Lately, many of us are sensing the world differently. The land feels more alive, the night more spacious and the wind more articulate. Even time itself seems to have slowed just enough for us to notice that we are not standing alone in the present moment, but at the meeting place of many moments at once.
It is as though something long held in quiet memory is beginning to breathe again.
The Christian tradition has a name for this kind of remembering: anamnesis. It is not simply the recollection of past events. It is the past made present, active and living now. It is the kind of remembering that does not trap us in what has been, but roots us more deeply in what is.
This is the remembering that shapes the heart of Advent.
Advent is a season of waiting, for sure but it is not an empty waiting. It is a waiting full of memory and promise, where the long faithfulness of God begins to gather itself once more into flesh, breath, and light.
We are not only waiting for Christ to come, we are learning how to recognise where Christ has always been.
In these dark weeks of the year the soul naturally turns inward. The days shorten and the evenings draw us closer to hearth and lamp, and the land itself seems to rest. It is precisely in this resting that something in us becomes receptive again — no longer strained toward productivity, but softened into attentiveness.
The old Celtic tradition understood this instinctively. Prayer was never separated from place, nor faith from season. The world itself was a text to be read — through frost and flame, storm and stillness, seedtime and harvest. Creation was not a backdrop to spiritual life rather it was its very language.
Perhaps this is why Advent still works upon us so quietly and so powerfully. It aligns the human heart once more with the wider rhythms of the earth and the deeper rhythms of God.
And so we wait in the dark but not because God is absent from us, rather because God is hidden in the way a seed is hidden — in preparation and in readiness to appear when the time is come.

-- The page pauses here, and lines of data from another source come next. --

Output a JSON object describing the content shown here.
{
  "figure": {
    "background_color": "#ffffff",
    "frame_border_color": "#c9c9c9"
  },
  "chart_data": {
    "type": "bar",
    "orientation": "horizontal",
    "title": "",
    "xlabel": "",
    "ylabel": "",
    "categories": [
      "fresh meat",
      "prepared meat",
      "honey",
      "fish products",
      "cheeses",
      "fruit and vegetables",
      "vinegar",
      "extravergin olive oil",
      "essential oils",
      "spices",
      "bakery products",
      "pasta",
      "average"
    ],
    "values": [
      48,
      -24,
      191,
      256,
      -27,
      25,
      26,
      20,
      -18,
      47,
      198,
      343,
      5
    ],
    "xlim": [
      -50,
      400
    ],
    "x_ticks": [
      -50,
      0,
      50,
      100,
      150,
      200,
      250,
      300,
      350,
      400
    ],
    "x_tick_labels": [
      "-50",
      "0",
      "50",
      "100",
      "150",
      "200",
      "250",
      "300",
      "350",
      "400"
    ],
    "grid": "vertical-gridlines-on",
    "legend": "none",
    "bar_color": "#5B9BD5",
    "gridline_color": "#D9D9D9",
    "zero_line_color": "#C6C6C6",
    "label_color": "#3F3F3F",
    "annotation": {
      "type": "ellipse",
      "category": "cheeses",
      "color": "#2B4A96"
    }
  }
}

There are seasons when the past begins to feel strangely near, not in any nostalgic sense, but as depth. As if our lives are being gently drawn back into a story that did not begin with us, and will not end with us. We sense that we are carried by hands both older and wider than our own small histories. This is not about turning backward, it's more about being grounded.
Advent grounds us again in the long memory of God — a memory that has travelled through generations, wildernesses, exiles, songs and silences, carrying light through darkness without ever failing.
And now we find ourselves here again, on the edge of another Christmas, standing in the dark with only a small flame trembling in our hands.
We do not yet see clearly, but we do feel that something is already stirring.
Perhaps Advent is not only about waiting for the Light.
Perhaps it is about learning to recognise where the Light has been quietly glowing all along — in us, in the land beneath our feet, and in the hidden places of the world.